Apreciar El Viaje logra ser todo un deleite para el espectador porque la artista es de esa estirpe de los irrepetibles, que dejan su huella imperecedera en el público. Desborda originalidad, fuerza, imaginación y buen gusto cada una de las piezas que componen la propuesta.
De esa embriaguez y belleza ha quedado prendado el Dr. Eusebio Leal Spengler, quien en el catálogo de la exposición expresó: “Sus piezas (...) tienen el encanto y la pátina de lo antiguo. Pero más que fruto de un empreño manual, de ellas surge el poderoso reclamo de la inspiración, con ese halo de quien domina —desde la academia hasta la modernidad— el Arte”.
La artista se inspira para su obra en un detalle que resulta piedra de ángulo para construir un universo inigualable, inefable, porque la creadora no busca, no dice lo raro, “sino el instante raro de la emoción noble y graciosa”. Se trata de partir de un giro, de ver más en el fondo, de explorar la quimérica realidad a través de la lírica, porque la obra de Marta Jiménez es poesía que atrapa y envuelve.
“De esta forma, la propuesta conspira con la pretensión de adentrarnos en un razonamiento que vaticina: cada fantasía es una nueva realidad. De manera que el designio premeditado no representa un traslado propiamente físico, sino una transportación mental por una verdad metamorfoseada y narrada a través de imágenes”, comentó el curador, Yaniel Pérez Guerra.
Para el especialista la exposición es una invitación a interpretar las doctrinas del realismo mágico de la autora: “La muestra esparce, desde su propia estética y contenido, una energía imperante en pos de la liberación subjetiva.
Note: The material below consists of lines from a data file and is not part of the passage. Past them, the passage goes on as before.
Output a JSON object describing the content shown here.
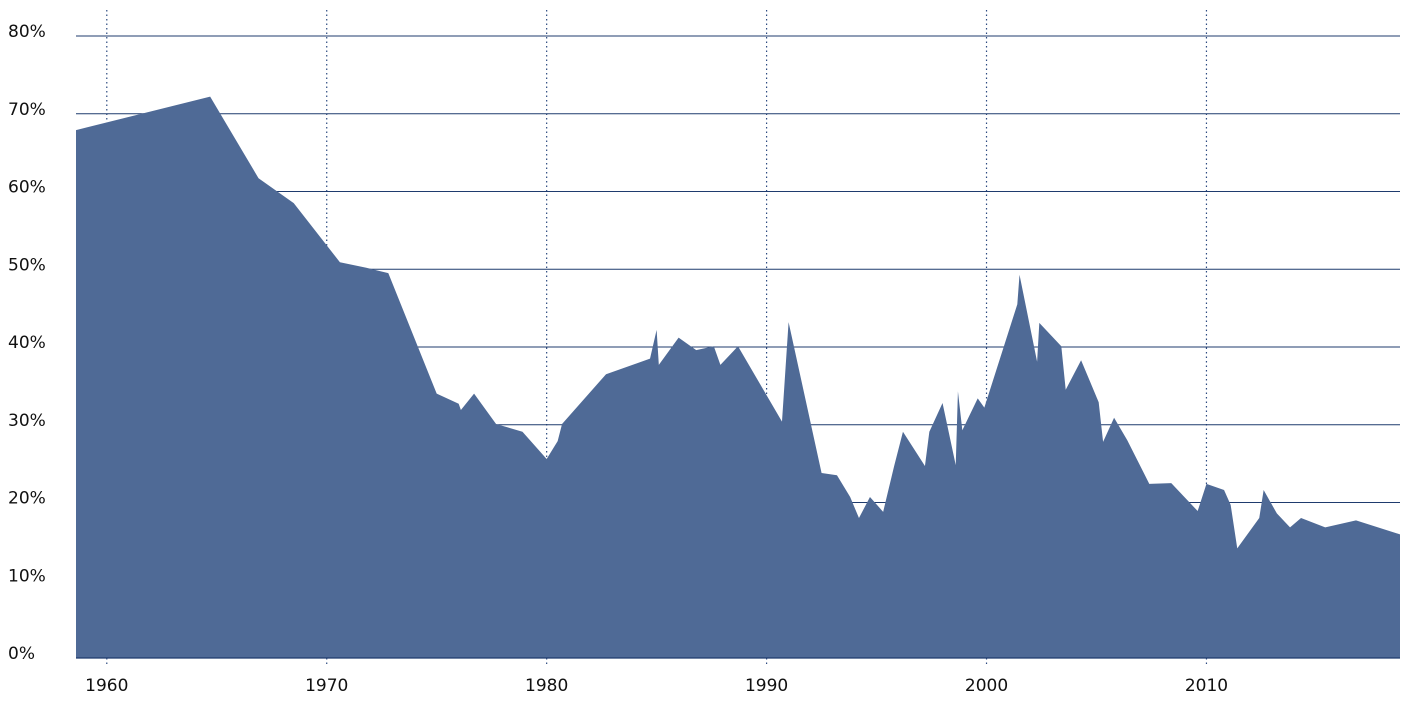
{
  "chart_data": {
    "type": "area",
    "color": "#4f6a96",
    "grid": true,
    "x": [
      1958.6,
      1964.7,
      1966.9,
      1968.5,
      1970.6,
      1971.8,
      1972.8,
      1975.0,
      1976.0,
      1976.1,
      1976.7,
      1977.7,
      1978.9,
      1980.0,
      1980.5,
      1980.7,
      1982.7,
      1984.7,
      1985.0,
      1985.1,
      1986.0,
      1986.8,
      1987.6,
      1987.9,
      1988.7,
      1990.7,
      1991.0,
      1992.5,
      1993.2,
      1993.8,
      1994.2,
      1994.7,
      1995.3,
      1995.8,
      1996.2,
      1997.2,
      1997.4,
      1998.0,
      1998.6,
      1998.7,
      1998.9,
      1999.6,
      1999.9,
      2001.4,
      2001.5,
      2002.3,
      2002.4,
      2003.4,
      2003.6,
      2004.3,
      2005.1,
      2005.3,
      2005.8,
      2006.4,
      2007.4,
      2008.4,
      2009.6,
      2010.0,
      2010.8,
      2011.1,
      2011.4,
      2012.4,
      2012.6,
      2013.2,
      2013.8,
      2014.3,
      2015.4,
      2016.8,
      2018.8
    ],
    "values": [
      67.9,
      72.2,
      61.7,
      58.5,
      50.9,
      50.2,
      49.5,
      34.0,
      32.7,
      31.9,
      34.0,
      30.1,
      29.1,
      25.6,
      27.9,
      30.1,
      36.5,
      38.5,
      42.2,
      37.7,
      41.2,
      39.6,
      40.1,
      37.7,
      40.1,
      30.4,
      43.2,
      23.8,
      23.5,
      20.7,
      18.0,
      20.7,
      18.8,
      24.7,
      29.1,
      24.7,
      29.1,
      32.8,
      24.8,
      34.3,
      29.3,
      33.4,
      32.2,
      45.5,
      49.3,
      38.1,
      43.1,
      40.1,
      34.5,
      38.3,
      32.9,
      27.8,
      30.9,
      28.0,
      22.4,
      22.5,
      18.9,
      22.4,
      21.6,
      19.7,
      14.1,
      18.0,
      21.6,
      18.6,
      16.8,
      18.0,
      16.8,
      17.7,
      15.9
    ],
    "xlim": [
      1958.6,
      2018.8
    ],
    "xticks": [
      1960,
      1970,
      1980,
      1990,
      2000,
      2010
    ],
    "ylim": [
      0,
      80
    ],
    "yticks": [
      {
        "value": 0,
        "label": "0%"
      },
      {
        "value": 10,
        "label": "10%"
      },
      {
        "value": 20,
        "label": "20%"
      },
      {
        "value": 30,
        "label": "30%"
      },
      {
        "value": 40,
        "label": "40%"
      },
      {
        "value": 50,
        "label": "50%"
      },
      {
        "value": 60,
        "label": "60%"
      },
      {
        "value": 70,
        "label": "70%"
      },
      {
        "value": 80,
        "label": "80%"
      }
    ]
  }
}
Compenetrarse y transitar por ella, se convierte en un ejercicio de interacción profunda, en el cual descifrar la metáfora de cada obra significa acercarse a una peregrina, cuya entereza radica en las piedras preciosas que ha depositado en su camino”.
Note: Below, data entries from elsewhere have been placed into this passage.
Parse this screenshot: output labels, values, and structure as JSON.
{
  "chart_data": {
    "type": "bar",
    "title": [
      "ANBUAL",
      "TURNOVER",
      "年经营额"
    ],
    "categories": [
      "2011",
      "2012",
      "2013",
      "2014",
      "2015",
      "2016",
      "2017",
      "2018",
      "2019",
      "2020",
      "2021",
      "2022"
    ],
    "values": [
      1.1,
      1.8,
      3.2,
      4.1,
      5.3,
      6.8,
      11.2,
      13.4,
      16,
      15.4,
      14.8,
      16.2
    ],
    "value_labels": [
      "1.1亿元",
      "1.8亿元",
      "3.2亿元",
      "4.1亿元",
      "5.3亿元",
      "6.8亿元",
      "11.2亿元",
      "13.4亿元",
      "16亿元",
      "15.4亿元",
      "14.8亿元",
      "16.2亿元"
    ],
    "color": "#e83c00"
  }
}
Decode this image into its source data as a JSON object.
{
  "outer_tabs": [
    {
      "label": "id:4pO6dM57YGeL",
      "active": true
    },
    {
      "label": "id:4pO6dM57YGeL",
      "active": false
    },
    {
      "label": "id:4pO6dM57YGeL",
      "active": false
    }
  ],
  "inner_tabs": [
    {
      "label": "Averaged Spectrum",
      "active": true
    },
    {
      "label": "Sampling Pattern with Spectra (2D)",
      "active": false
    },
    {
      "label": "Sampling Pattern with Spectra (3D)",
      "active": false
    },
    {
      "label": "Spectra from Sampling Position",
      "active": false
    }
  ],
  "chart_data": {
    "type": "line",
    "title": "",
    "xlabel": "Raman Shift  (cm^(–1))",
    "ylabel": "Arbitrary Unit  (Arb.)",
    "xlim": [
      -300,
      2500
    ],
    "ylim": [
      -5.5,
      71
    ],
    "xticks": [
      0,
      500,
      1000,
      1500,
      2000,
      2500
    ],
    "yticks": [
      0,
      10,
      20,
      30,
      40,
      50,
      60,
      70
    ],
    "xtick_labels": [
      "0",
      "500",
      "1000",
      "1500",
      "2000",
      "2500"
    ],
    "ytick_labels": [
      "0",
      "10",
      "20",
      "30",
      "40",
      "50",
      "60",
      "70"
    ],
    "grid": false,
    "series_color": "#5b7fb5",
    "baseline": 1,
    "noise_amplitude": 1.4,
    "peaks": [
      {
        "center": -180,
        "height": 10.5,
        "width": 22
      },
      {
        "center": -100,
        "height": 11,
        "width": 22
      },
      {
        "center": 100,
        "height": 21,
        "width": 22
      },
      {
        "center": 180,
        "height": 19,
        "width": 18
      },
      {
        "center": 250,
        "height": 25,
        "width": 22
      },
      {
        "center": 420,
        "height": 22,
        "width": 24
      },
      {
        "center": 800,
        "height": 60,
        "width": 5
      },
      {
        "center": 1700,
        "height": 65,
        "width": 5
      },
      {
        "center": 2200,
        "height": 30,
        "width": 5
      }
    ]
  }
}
Haga por estos días ese inefable viaje acompañado de la mano de Martha Jiménez Pérez y sus fabulosas obras, para que su imaginación vuele y lo cotidiano se convierta en un delicioso surtidor.
La artista plástica, ceramista y pintora camagüeyana Martha Jiménez Pérez, es una reconocida creadora con una extensa obra por la que ha sido merecedora de importantes lauros como el Premio Unesco en 1997.
Sus piezas están emplazadas en diversas regiones del orbe como Alemania, Francia, República Dominicana, Canadá, República Checa, China, Reino Unido, los Estados Unidos, y Turquía.
Quienes han visitado la ciudad de Camagüey han podido apreciar los conjuntos escultóricos concebidos por ella para la Plaza del Carmen, los murales instalados en la tienda La Palma, o tal vez, la monumental escultura que realizó para el agramontino Hotel Santa María, o quizá, algunos afortunados, hayan contemplado las cuatro esculturas monumentales en la ciudad de Eskisehir, en Turquía.
A la Villa de San Cristóbal de La Habana, en su aniversario 500, la artista donó –recientemente- la pieza Con la casa a cuesta, escultura de gran formato que puede ser vista a la entrada de los antiguos Almacenes de la Madera y el Tabaco en la Avenida del Puerto.